I asked Ian Burman, Naval Academy Dinghy coach, about the 2010 Intercollegiate Dinghy Nationals held by the Hoofers Club in Madison Wisconsin. Ian was in Madison for 13 days and has never, in all his sailing career, seen absolute calm condition for such an extended period of time. The only way the regatta was completed was they usually got a little breeze just before dusk.....much of the racing was conducted in the last three hours of daylight.
Sean Smith (yes the same Sean Smith that partnered with me on the Nomad sailing excursion ) also sails Chesapeake Log Canoess during the summer. He related how, for the Eastern Shore rowdies/canoeists, the Budweiser 10 oz beers (vs. the normal 12 oz) is the beer of choice. I, never having realized that there was such a thing as a Budweiser 10 oz beer, pressed Sean for more info. According to Sean, Budweiser makes the 10 oz in Houston Texas for the Texas market but it is also distributed (very selectively) in Southern and Eastern Maryland. According to the 10 oz. connoisseur's, the 10 oz Bud tastes better and stays colder longer. More on this story over Here....
And finally, Judy Gebhardt, wife of Laser Grandmaster John (also another boat putterer), related how his shorts magically appear at the washer with epoxy or paint spots all over them. I have the same problem; seeming to forget to change into appropriate "work clothes" when I'm doing some boat work and then, all of the sudden, one of my "Sunday best" has stains here and there.

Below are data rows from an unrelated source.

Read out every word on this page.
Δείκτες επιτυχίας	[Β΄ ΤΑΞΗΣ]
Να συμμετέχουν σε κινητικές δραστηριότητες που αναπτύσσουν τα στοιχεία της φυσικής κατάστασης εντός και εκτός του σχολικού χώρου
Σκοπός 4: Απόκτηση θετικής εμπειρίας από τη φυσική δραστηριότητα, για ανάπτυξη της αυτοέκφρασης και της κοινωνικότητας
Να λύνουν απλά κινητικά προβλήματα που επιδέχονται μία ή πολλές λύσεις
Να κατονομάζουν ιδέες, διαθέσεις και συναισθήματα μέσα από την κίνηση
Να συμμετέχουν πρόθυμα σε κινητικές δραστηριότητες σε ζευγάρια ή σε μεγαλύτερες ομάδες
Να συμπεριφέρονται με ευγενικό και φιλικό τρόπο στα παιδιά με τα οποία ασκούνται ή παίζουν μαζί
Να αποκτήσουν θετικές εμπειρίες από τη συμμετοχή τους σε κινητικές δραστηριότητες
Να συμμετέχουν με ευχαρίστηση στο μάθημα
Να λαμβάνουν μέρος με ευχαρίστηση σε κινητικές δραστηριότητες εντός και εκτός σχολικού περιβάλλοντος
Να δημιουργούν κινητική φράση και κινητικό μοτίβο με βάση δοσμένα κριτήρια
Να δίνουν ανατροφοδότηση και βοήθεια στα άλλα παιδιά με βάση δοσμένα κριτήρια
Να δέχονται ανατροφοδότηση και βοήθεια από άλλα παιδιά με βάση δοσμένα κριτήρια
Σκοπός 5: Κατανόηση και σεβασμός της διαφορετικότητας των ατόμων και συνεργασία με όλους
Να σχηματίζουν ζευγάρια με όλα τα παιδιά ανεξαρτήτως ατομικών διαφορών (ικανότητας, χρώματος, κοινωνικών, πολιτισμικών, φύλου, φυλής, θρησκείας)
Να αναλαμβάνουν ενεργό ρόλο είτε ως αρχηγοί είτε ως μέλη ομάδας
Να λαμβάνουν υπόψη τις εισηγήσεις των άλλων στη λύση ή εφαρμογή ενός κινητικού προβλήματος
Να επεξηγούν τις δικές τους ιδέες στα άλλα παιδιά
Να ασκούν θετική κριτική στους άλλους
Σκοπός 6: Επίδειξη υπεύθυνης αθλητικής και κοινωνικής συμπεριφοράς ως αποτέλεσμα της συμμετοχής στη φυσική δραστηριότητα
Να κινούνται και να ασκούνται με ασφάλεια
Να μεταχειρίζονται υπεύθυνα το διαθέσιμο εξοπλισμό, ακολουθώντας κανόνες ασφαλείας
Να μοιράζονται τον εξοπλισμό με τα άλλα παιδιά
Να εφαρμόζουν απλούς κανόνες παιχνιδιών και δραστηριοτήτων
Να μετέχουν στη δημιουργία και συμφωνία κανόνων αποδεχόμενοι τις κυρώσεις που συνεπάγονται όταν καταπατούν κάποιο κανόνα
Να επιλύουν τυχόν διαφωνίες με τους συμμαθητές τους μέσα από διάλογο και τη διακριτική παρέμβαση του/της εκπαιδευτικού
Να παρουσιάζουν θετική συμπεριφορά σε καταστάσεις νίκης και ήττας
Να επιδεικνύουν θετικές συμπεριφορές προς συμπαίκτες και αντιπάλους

Drives my wife nuts as well.
Amazingly, noone dwelt too much on the slings and arrows of sailboat racing.
Good friend and Naval Architect, Bob Ames, wanted some video of his Nomad daysailor....sadly no longer in production, having been dropped when British management took over Vanguard Sailboats in Rhode Island. So he recruited two of his ex-International 14 buddies (me and Sean Smith) to sail the Nomad off of Rhode River while he bounced around in his small inflatable with his Canon Movie Camera. It's been a long time since I sailed a dinghy with a spinnaker. Luckily the Nomad had enough stability to tolerate my mistakes, including parking the Nomad beam to the wind during a takedown with the spinnaker full and bye down to leeward.
To my mind, the Nomad is a higher performance take on the Flying Scot daysailor, with an up to date hull shape, assymetric spinnaker, and North 3DL sails. There are no hiking straps; a little disconcerting to Sean who almost fell out of the boat the first time he got up on the gunwhales. The Nomad was quite lively in the 5-10 Southerly breeze we had that day. I can see it appealing to a family where the parents were raised on Lasers and like planing dinghies, but now need something with room for the toddlers.

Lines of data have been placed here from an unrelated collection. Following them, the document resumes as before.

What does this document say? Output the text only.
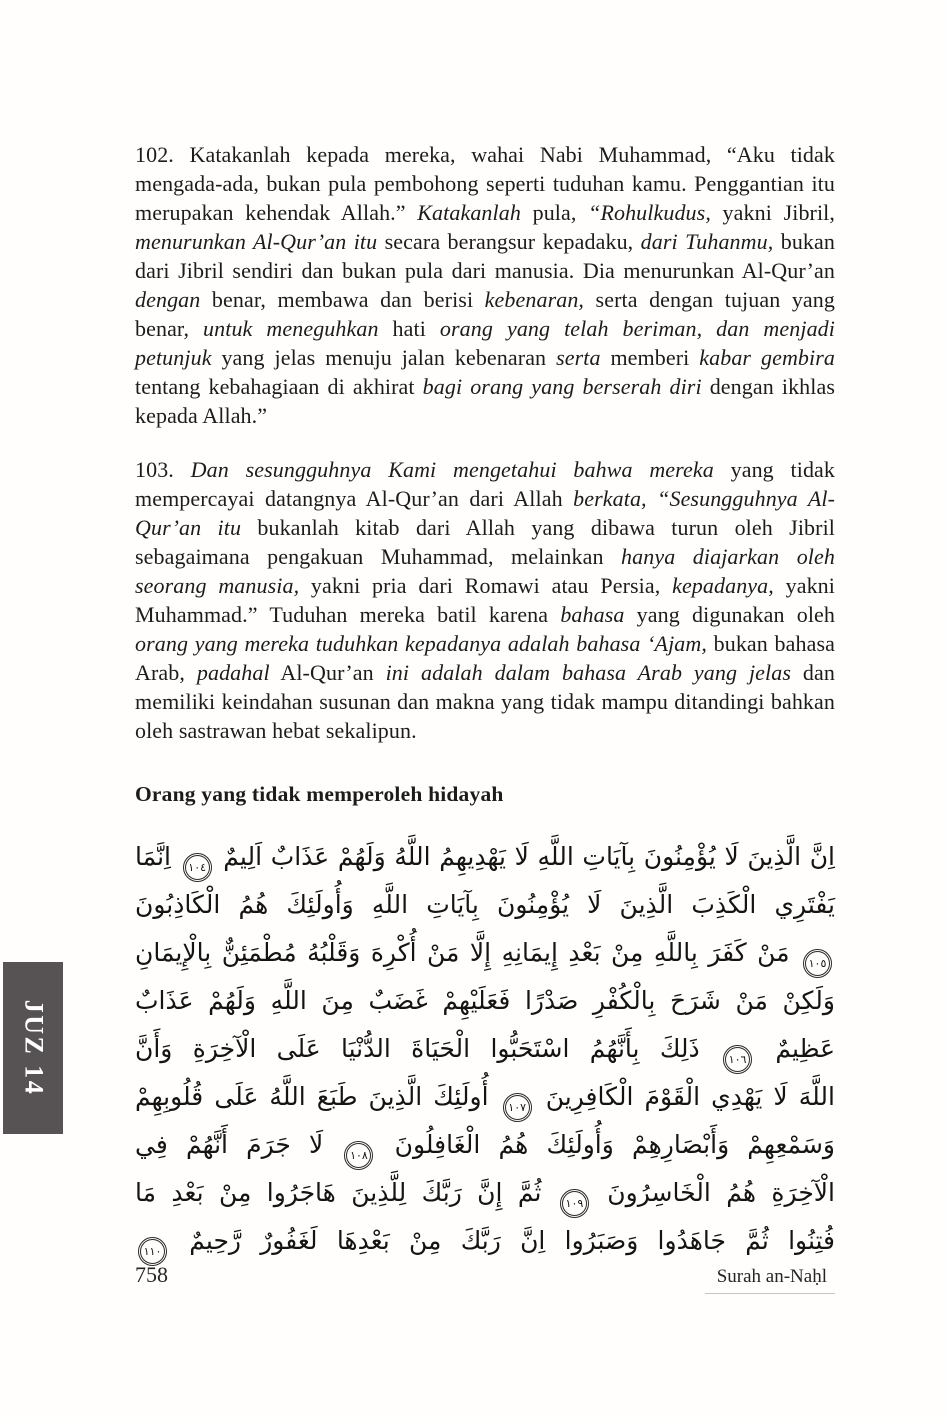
102. Katakanlah kepada mereka, wahai Nabi Muhammad, “Aku tidak mengada-ada, bukan pula pembohong seperti tuduhan kamu. Penggantian itu merupakan kehendak Allah.” Katakanlah pula, “Rohulkudus, yakni Jibril, menurunkan Al-Qur’an itu secara berangsur kepadaku, dari Tuhanmu, bukan dari Jibril sendiri dan bukan pula dari manusia. Dia menurunkan Al-Qur’an dengan benar, membawa dan berisi kebenaran, serta dengan tujuan yang benar, untuk meneguhkan hati orang yang telah beriman, dan menjadi petunjuk yang jelas menuju jalan kebenaran serta memberi kabar gembira tentang kebahagiaan di akhirat bagi orang yang berserah diri dengan ikhlas kepada Allah.”

103. Dan sesungguhnya Kami mengetahui bahwa mereka yang tidak mempercayai datangnya Al-Qur’an dari Allah berkata, “Sesungguhnya Al-Qur’an itu bukanlah kitab dari Allah yang dibawa turun oleh Jibril sebagaimana pengakuan Muhammad, melainkan hanya diajarkan oleh seorang manusia, yakni pria dari Romawi atau Persia, kepadanya, yakni Muhammad.” Tuduhan mereka batil karena bahasa yang digunakan oleh orang yang mereka tuduhkan kepadanya adalah bahasa ‘Ajam, bukan bahasa Arab, padahal Al-Qur’an ini adalah dalam bahasa Arab yang jelas dan memiliki keindahan susunan dan makna yang tidak mampu ditandingi bahkan oleh sastrawan hebat sekalipun.

Orang yang tidak memperoleh hidayah
اِنَّ الَّذِينَ لَا يُؤْمِنُونَ بِآيَاتِ اللَّهِ لَا يَهْدِيهِمُ اللَّهُ وَلَهُمْ عَذَابٌ اَلِيمٌ ١٠٤ اِنَّمَا
يَفْتَرِي الْكَذِبَ الَّذِينَ لَا يُؤْمِنُونَ بِآيَاتِ اللَّهِ وَأُولَئِكَ هُمُ الْكَاذِبُونَ
١٠٥ مَنْ كَفَرَ بِاللَّهِ مِنْ بَعْدِ إِيمَانِهِ إِلَّا مَنْ أُكْرِهَ وَقَلْبُهُ مُطْمَئِنٌّ بِالْإِيمَانِ
وَلَكِنْ مَنْ شَرَحَ بِالْكُفْرِ صَدْرًا فَعَلَيْهِمْ غَضَبٌ مِنَ اللَّهِ وَلَهُمْ عَذَابٌ
عَظِيمٌ ١٠٦ ذَلِكَ بِأَنَّهُمُ اسْتَحَبُّوا الْحَيَاةَ الدُّنْيَا عَلَى الْآخِرَةِ وَأَنَّ
اللَّهَ لَا يَهْدِي الْقَوْمَ الْكَافِرِينَ ١٠٧ أُولَئِكَ الَّذِينَ طَبَعَ اللَّهُ عَلَى قُلُوبِهِمْ
وَسَمْعِهِمْ وَأَبْصَارِهِمْ وَأُولَئِكَ هُمُ الْغَافِلُونَ ١٠٨ لَا جَرَمَ أَنَّهُمْ فِي
الْآخِرَةِ هُمُ الْخَاسِرُونَ ١٠٩ ثُمَّ إِنَّ رَبَّكَ لِلَّذِينَ هَاجَرُوا مِنْ بَعْدِ مَا
فُتِنُوا ثُمَّ جَاهَدُوا وَصَبَرُوا اِنَّ رَبَّكَ مِنْ بَعْدِهَا لَغَفُورٌ رَّحِيمٌ ١١٠
JUZ 14
758	Surah an-Naḥl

Laser Performance is sitting on the Nomad molds with no intention to resume production as, in their marketing plan, the Nomad conflicts with the British designed sailboat line up that they now import into the U.S.
Shame.......
In the following video, I'm the one with the life jacket (something about singlehanded sailors, we are trained to wear lifejackets on the water). Bob Ames did a bang up job on editing this clip.
No quicker way in sailing to swallow a huge slice of humble pie than attempting to get off a lee shore. This applies to anyone that owns a sailboat that doesn't have a motor. And that means all of us dinghy sailors. You know, the launch off the lee shore that didn't quite go as planned. The one where you didn't walk it out far enough and got blown back to the beach. Or the one where you have to tack upwind between two finger piers, ping ponging off those unfortunate boaters tied off on either pier.
Launching off a lee shore is sailing's equivalent of a comedic pratfall. Most of us are secretly smirking on the travails of someone else failing to make it off a lee shore.... until we screw it up royally (and we all screw it up sometimes).
The following video is lee shore 101. You can't go upwind until you get your fins down, if you can't get your fins down, you get blown back to shore......
I like that reassuring hug at the 2:48 mark.... "Honey, I know what I'm doing...trust me!"